Con la presentación de una resolución para iniciar la creación de una república catalana, el bloque soberanista ha vuelto a demostrar su capacidad para marcar la agenda a conveniencia. Esta habilidad es posible, entre otras razones, porque el Gobierno es incapaz de responder con nada más que titubeos y de forma aislada a sus continuos órdagos. Es decir, si falla la respuesta institucional es porque antes fracasa la respuesta política.

Mariano Rajoy no ha dudado en aprovechar la última provocación de Junts Pel Sí y los antisistema de la CUP para intentar presentarse como el garante de la unidad de España y del interés general. Sin embargo, a la hora de explicar qué piensa hacer, se pierde en mil disquisiciones sobre la "proporcionalidad" y la "prudencia" para concluir que no le gustaría aplicar el artículo 155 de la Constitución. Ese artículo, del que huye como de la peste hasta para mencionarlo, es el que precisamente faculta al Gobierno a "adoptar las medidas necesarias" para obligar a una comunidad autónoma a cumplir la legalidad.

Incluso la líder de Ciudadanos en Cataluña, Ines Arrimadas, se muestra renuente a que el Gobierno aplique el citado artículo de la Carta Magna si la mayoría de los diputados del Parlament desobedecen las leyes y siguen adelante con su proceso secesionista.

Por lo que refiere al PSOE, su incapacidad de fijar posición es tal que mientras Pedro Sánchez accedía este miércoles a fotografiarse con Mariano Rajoy para escenificar las bondades del bipartidismo, el PSC se negaba a suscribir una declaración conjunta con Ciudadanos y PP, y reivindicaba la tercera vía de un espacio de neutralidad y diálogo con los independentistas, cuyo dominio también se atribuye la marca catalana de Podemos.

Sorprende que los dirigentes de los partidos constitucionalistas, empezando por Rajoy, sigan confiando a estas alturas en que el tiempo o el Tribunal Constitucional acaben evitando el choque de trenes.
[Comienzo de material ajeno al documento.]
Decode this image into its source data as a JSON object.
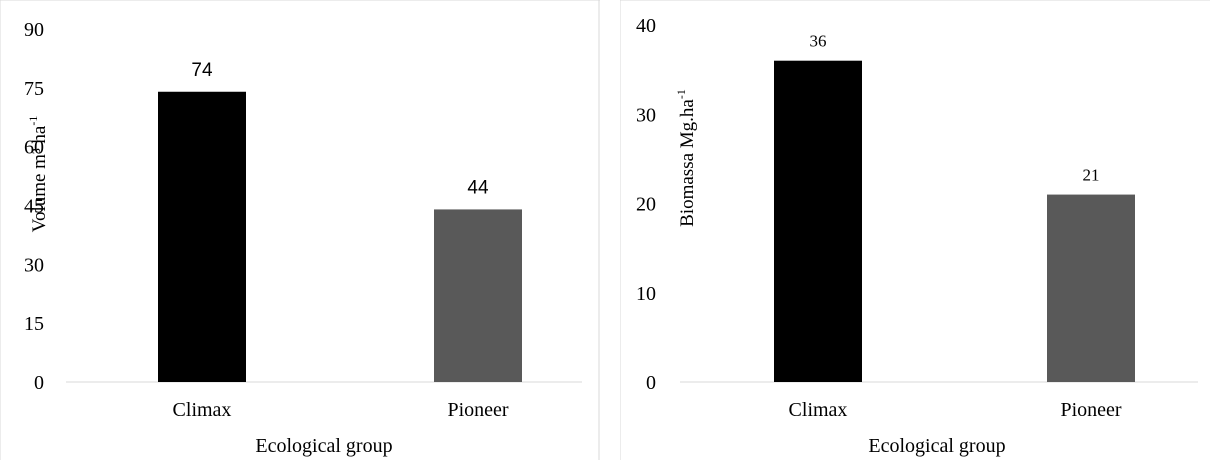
{
  "chart_data": [
    {
      "type": "bar",
      "categories": [
        "Climax",
        "Pioneer"
      ],
      "values": [
        74,
        44
      ],
      "data_labels": [
        "74",
        "44"
      ],
      "colors": [
        "#000000",
        "#595959"
      ],
      "xlabel": "Ecological group",
      "ylabel": "Volume m³ ha",
      "ylabel_sup": "-1",
      "ylim": [
        0,
        90
      ],
      "yticks": [
        "0",
        "15",
        "30",
        "45",
        "60",
        "75",
        "90"
      ],
      "grid": false,
      "legend": "none"
    },
    {
      "type": "bar",
      "categories": [
        "Climax",
        "Pioneer"
      ],
      "values": [
        36,
        21
      ],
      "data_labels": [
        "36",
        "21"
      ],
      "colors": [
        "#000000",
        "#595959"
      ],
      "xlabel": "Ecological group",
      "ylabel": "Biomassa Mg.ha",
      "ylabel_sup": "-1",
      "ylim": [
        0,
        40
      ],
      "yticks": [
        "0",
        "10",
        "20",
        "30",
        "40"
      ],
      "grid": false,
      "legend": "none"
    }
  ]
}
Esta fantasía colectiva parte de dos falacias. Por un lado, ignora la voluntad expresa de desobediencia de las leyes del Estado, y especialmente de las resoluciones y sentencias constitucionales, manifestada reiteradamente por los partidos independentistas. Y por otro, atribuye al Constitucional una capacidad sancionadora mayor de la que tiene. Ni siquiera la reforma recientemente aprobada por el PP le da herramientas para luchar con eficacia contra este desafío.

La capacidad coercitiva del Constitucional se limita a la suspensión individual de aquellos cargos que incumplan sus fallos. Se trata pues de un instrumento de limitadísima eficacia si la desobediencia la cometen, continua y reiteradamente, un responsable institucional y, una vez resulte apartado de sus funciones, su sucesor en el puesto, que es lo que haría el Govern.

Dejar la solución del problema en manos del Constitucional, como pretende Rajoy, supondría, además de una irresponsabilidad, un desgaste extraordinario de este tribunal sin que ello comportara los efectos fulminantes que requiere la desobediencia al Estado.

Ciudadanos, PSC y PP han logrado retrasar la tramitación en el Parlament de la resolución de "desconexión con España" pidiendo a la Mesa que reconsidere el texto, solicitando dictámenes jurídicos y, en el caso de los populares, postergando su constitución como grupo parlamentario con el objetivo de posponer el inicio de la actividad de la Cámara, de tal modo que la votación de investidura se celebre antes que la de la iniciativa secesionista.

Se trata de una maniobra inteligente, en la medida en que el principal punto de fricción entre Junts Pel Sí y las CUP es la improbable reelección de Artur Mas como presidente. Sin embargo, de poco servirá ganar tiempo si no hay una estrategia política cohesionada por parte de todos los partidos que defienden la legalidad y si Mariano Rajoy o quien le suceda no está dispuesto a coger el toro por los cuernos.